Stratégiquement, Emmanuel Faber entend propulser son entreprise dans une dimension nouvelle, au carrefour entre l’alimentation et les enjeux de santé. En parallèle, une transformation du groupe a été mise en œuvre pour en faire le parangon d’une entreprise responsable, marquant ainsi sa différence avec certaines pratiques en vigueur dans l’univers feutré des conseils d’administration. C’est ainsi que le PDG a fait voter en juin dernier la transformation de l’entreprise en « société à mission », dotant le groupe d’une « raison d’être » et d’objectifs sociaux, sociétaux et environnementaux gravés dans ses statuts. Un cas unique à cette échelle.

Une décision qui fait écho à des convictions fortes et affichées, à l’image de ce plaidoyer pour la justice sociale prononcé devant les élèves de HEC en 2016. Mais dans le petit monde du CAC 40, ces prises de positions radicales détonnent et en coulisse, certains lui reprochent d’accorder trop d’importance à sa politique RSE au détriment de la rentabilité de son groupe.

Mais Emmanuel Faber peut-il faire autrement ? Car au-delà des enjeux d’image pour son entreprise ou la recherche d’une différenciation éthique sur un marché hyper concurrentiel, c’est là la culture originelle même de Danone. Dès les années 1970, l’ambition affichée d’Antoine Riboud était de faire de Danone à la fois un acteur économique et un vecteur de transformation sociale. De ce point de vue, Emmanuel Faber est un pur produit de l’esprit de son groupe.

Une stratégie au long cours percutée par l’irruption du Covid

Mais une telle approche, ambitieuse, de longue haleine, guidée par des critères non conventionnels, fait grincer les dents des actionnaires plus soucieux de rentabilité immédiate. Surtout quand des événements imprévus s’en mêlent. La baisse des ventes enregistrée par le groupe ces derniers mois s’explique en grande partie par une crise sanitaire mondiale qui s’éternise. La fermeture des lieux de convivialité a entraîné une chute de la consommation. Les clients ont choisi de recentrer leurs achats sur l’essentiel. Pour Danone comme pour d’autres, la crise sanitaire a un coût. Le plan présenté ce lundi vise à le réparer, d’abord en réduisant les frais de structure, puis en augmentant la marge opérationnelle pour la faire passer entre 15 et 20 %.

Mais a contrario, Faber en est convaincu, cette période difficile peut aussi constituer une opportunité, ou à tout le moins, l’occasion d’un recentrage nécessaire. En donnant la priorité à des chaînes plus courtes, en soulignant l’importance de la santé pour les populations, la crise du Covid est venue confirmer certaines de ses intuitions. « Il y a, explique-t-il, un retour au local, qui s’appuie sur une reconnaissance croissante des traditions alimentaires. Une volonté des consommateurs de reprendre le contrôle de leur alimentation ».

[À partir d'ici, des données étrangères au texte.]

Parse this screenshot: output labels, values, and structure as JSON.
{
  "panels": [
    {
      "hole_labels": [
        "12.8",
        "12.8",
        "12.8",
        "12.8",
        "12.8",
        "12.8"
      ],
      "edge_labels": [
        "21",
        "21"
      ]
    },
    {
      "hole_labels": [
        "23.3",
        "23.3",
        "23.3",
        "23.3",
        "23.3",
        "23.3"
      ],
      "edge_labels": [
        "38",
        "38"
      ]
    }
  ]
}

Emmanuel Faber semble en tout cas décidé à conserver le contrôle sur son groupe. Ces dernières semaines, il a remodelé son comité exécutif, en profitant pour l’ouvrir à six nouveaux membres afin de faire face aux défis qui s’annoncent. Si la presse a pu gloser sur certains départs au sein du Comex, le PDG continue de bénéficier du soutien de son conseil d’administration selon la plupart des experts.

Quant à la grogne de certains actionnaires, elle se trouve amoindrie par le statut de société à mission, qui décourage les velléités de remise en cause liées aux seuls résultats financiers. De quoi laisser à Faber les coudées franches pour mener à bien son plan de transformation, en continuant de jouer le rôle nouveau qu’il a endossé par gros temps : celui qui prend le risque d’attirer la foudre pour mieux protéger l’entreprise.